I just e-mailed this to Nick Clark, let's see what Perl Monks thinks...
Nick,
Are you familiar with LLVM? Here's a technical link about how to incrementally port Perl 5 to use LLVM as an optimizing backend. Apparently this approach can be done by incrementally converting the pp_*() Perl 5 guts functions into some theorized r_*() format to emit LLVM assembly code, while maintaining 100% backward compatibility with all existing Perl 5 code and XS too! (In other words, NOT a subset of Perl 5 like Perlito and C'Dent/Perl5i, but the whole of Perl 5.)
"I was guessing 1-2 months until we can have certainty whether or not it'll work at all, that is having a functional proof of concept with no real performance goals yet, but which has all the right pieces in place.I think a more realistic time frame for this whole project is something like 6 months to get a first version out with the various pains dealt with, and then another endless potential for incremental performance improvements by tweaking the emitted LLVM assembly code."
"I suspect the main benefit would actually be in marketing (look how excited we're getting about python being '5x faster'), and in demonstrating that the runtime is able to adapt and be modernized, perhaps paving the path to more ambitious language and runtime improvements."
"Advantages of this plan compared to other approaches of jitting perl 5:
1. No code changes, the same intricate definitions of all of perl's opcodes are reused. this means that all the accumilated wisdom is not lost, the data structures are the same, and in theory the system is still binary compatible with compiled XS modules.
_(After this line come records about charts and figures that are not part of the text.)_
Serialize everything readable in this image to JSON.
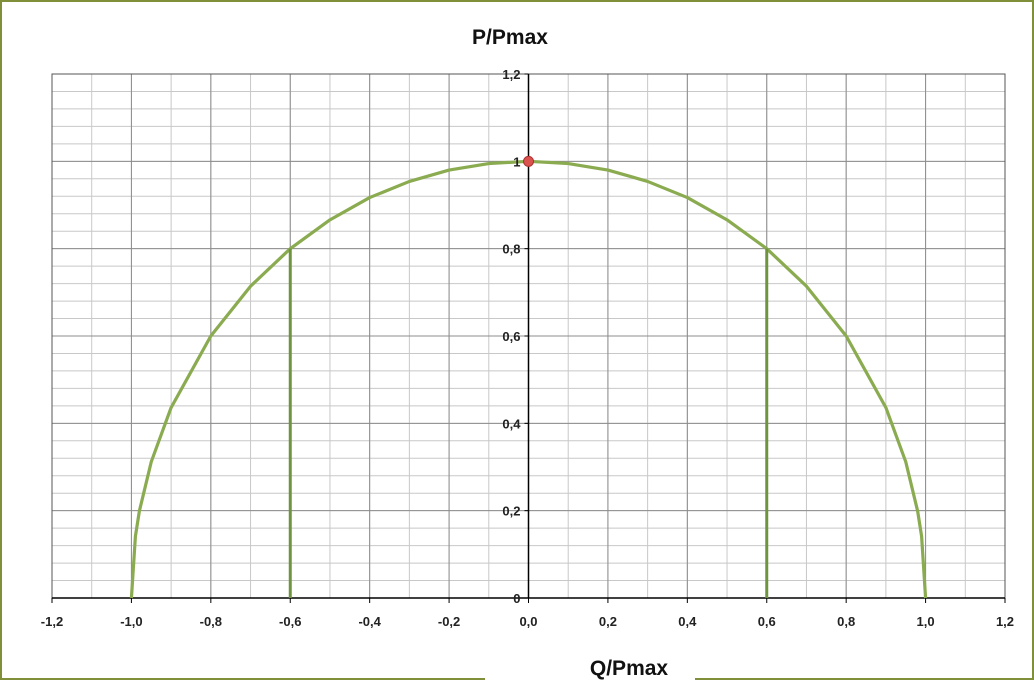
{
  "chart_data": {
    "type": "line",
    "title": "",
    "xlabel": "Q/Pmax",
    "ylabel": "P/Pmax",
    "xlim": [
      -1.2,
      1.2
    ],
    "ylim": [
      0,
      1.2
    ],
    "x_ticks": [
      -1.2,
      -1.0,
      -0.8,
      -0.6,
      -0.4,
      -0.2,
      0.0,
      0.2,
      0.4,
      0.6,
      0.8,
      1.0,
      1.2
    ],
    "x_tick_labels": [
      "-1,2",
      "-1,0",
      "-0,8",
      "-0,6",
      "-0,4",
      "-0,2",
      "0,0",
      "0,2",
      "0,4",
      "0,6",
      "0,8",
      "1,0",
      "1,2"
    ],
    "y_ticks": [
      0,
      0.2,
      0.4,
      0.6,
      0.8,
      1.0,
      1.2
    ],
    "y_tick_labels": [
      "0",
      "0,2",
      "0,4",
      "0,6",
      "0,8",
      "1",
      "1,2"
    ],
    "grid": {
      "major": true,
      "minor": true
    },
    "series": [
      {
        "x": [
          -1.0,
          -0.99,
          -0.98,
          -0.95,
          -0.9,
          -0.8,
          -0.7,
          -0.6,
          -0.5,
          -0.4,
          -0.3,
          -0.2,
          -0.1,
          0.0,
          0.1,
          0.2,
          0.3,
          0.4,
          0.5,
          0.6,
          0.7,
          0.8,
          0.9,
          0.95,
          0.98,
          0.99,
          1.0
        ],
        "y": [
          0.0,
          0.141,
          0.199,
          0.312,
          0.436,
          0.6,
          0.714,
          0.8,
          0.866,
          0.917,
          0.954,
          0.98,
          0.995,
          1.0,
          0.995,
          0.98,
          0.954,
          0.917,
          0.866,
          0.8,
          0.714,
          0.6,
          0.436,
          0.312,
          0.199,
          0.141,
          0.0
        ],
        "color": "#8aab50"
      },
      {
        "x": [
          -0.6,
          -0.6
        ],
        "y": [
          0.0,
          0.8
        ],
        "color": "#6e9440"
      },
      {
        "x": [
          0.6,
          0.6
        ],
        "y": [
          0.0,
          0.8
        ],
        "color": "#6e9440"
      }
    ],
    "markers": [
      {
        "x": 0.0,
        "y": 1.0,
        "color": "#d9534f"
      }
    ]
  },
  "colors": {
    "frame": "#7f8f3a",
    "major_grid": "#8c8c8c",
    "minor_grid": "#c8c8c8",
    "axis": "#000000"
  }
}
2. This means a lot less work than developing a real vm backend for perl 5 llvm's C interoperability features are key to this.
3. llvm is backed by many organizations, it's stable, well funded and has a lively community so it is unlikely to die off. This provides us with a real, feature complete jit system with very advanced optimizations that can target many platforms, without any maintenance burden on the p5 developers."
...
I eagerly await your interpretation of this potential project.